La résultante de l’ensemble de ces éléments serait donc de facto une innovation permanente. Cette dernière est d’autant plus centrale et fondamentale pour Israël que l’Etat vit sous une menace permanente, incitant à repousser toujours plus loin les limites de la technologie. Ce contexte imprévu et précaire ont d’ailleurs conduit les israéliens à passer outre le danger et à continuer d’honorer leurs engagements commerciaux  quel que soit le degré de sécurité régnant sur le territoire.

Pourquoi Israël ?

Pays des start-up, Israël peut en réalité lui-même se voir attribuer ce statut. Les auteurs considèrent en effet que l’idée sioniste présentait à l’époque un caractère on ne peut plus novateur, et paraissait aussi improbable que de nombreux business plan aujourd’hui développés par des entrepreneurs. Cet Etat fait désormais partie des « usines à idées » et son modèle a tenté d’être repris pas de nombreux autres pays, tels que Singapour ou l’Irlande.

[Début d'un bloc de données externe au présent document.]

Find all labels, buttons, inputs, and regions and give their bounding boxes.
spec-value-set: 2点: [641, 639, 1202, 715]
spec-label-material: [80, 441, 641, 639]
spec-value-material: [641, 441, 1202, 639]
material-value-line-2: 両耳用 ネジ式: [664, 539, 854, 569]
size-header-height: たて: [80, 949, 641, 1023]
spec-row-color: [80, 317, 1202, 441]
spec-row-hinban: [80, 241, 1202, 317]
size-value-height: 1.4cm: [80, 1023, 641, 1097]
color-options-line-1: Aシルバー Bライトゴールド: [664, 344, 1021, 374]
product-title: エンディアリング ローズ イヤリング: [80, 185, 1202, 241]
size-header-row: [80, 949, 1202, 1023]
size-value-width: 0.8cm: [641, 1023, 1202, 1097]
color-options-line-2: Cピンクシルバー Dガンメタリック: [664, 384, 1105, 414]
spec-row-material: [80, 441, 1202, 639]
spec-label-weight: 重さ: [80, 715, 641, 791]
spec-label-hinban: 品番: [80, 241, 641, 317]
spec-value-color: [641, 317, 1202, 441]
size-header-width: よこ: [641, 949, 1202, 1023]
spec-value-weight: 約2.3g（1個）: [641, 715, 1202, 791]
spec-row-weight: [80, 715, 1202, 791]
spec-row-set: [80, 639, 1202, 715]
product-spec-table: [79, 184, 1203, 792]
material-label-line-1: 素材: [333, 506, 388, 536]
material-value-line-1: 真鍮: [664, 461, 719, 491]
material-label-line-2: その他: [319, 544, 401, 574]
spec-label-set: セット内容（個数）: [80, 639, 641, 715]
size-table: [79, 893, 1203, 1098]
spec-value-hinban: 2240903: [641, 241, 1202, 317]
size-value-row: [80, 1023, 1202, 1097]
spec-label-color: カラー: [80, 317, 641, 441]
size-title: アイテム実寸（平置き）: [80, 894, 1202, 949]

Selon Dan Senor et Saul Singer, la combinaison israélienne est aujourd’hui performante car elle intègre un mélange de patriotisme, de motivation, de conscience constante du manque et de l’adversité, de curiosité et d’impatience qui prend ses racines dans l’histoire juive et israélienne. Actuellement confronté à de nombreuses difficultés – dont celle liée à une fuite des cerveaux de plus en plus criante – Israël doit trouver les clés afin de pouvoir conserver l’originalité de son système et maintenir sur son territoire les entrepreneurs de demain.

« L’avenir de la région dépendra de la formation à la création d’entreprises que nous proposerons à nos jeunes » (Fadi Ghandour).

« Israël : la nation start-up » cible et explique les origines des réussites et des échecs du modèle économique israélien. Elle en souligne également les limites et les incertitudes à moyen terme. Il en résulte une analyse originale, objective et éclairante.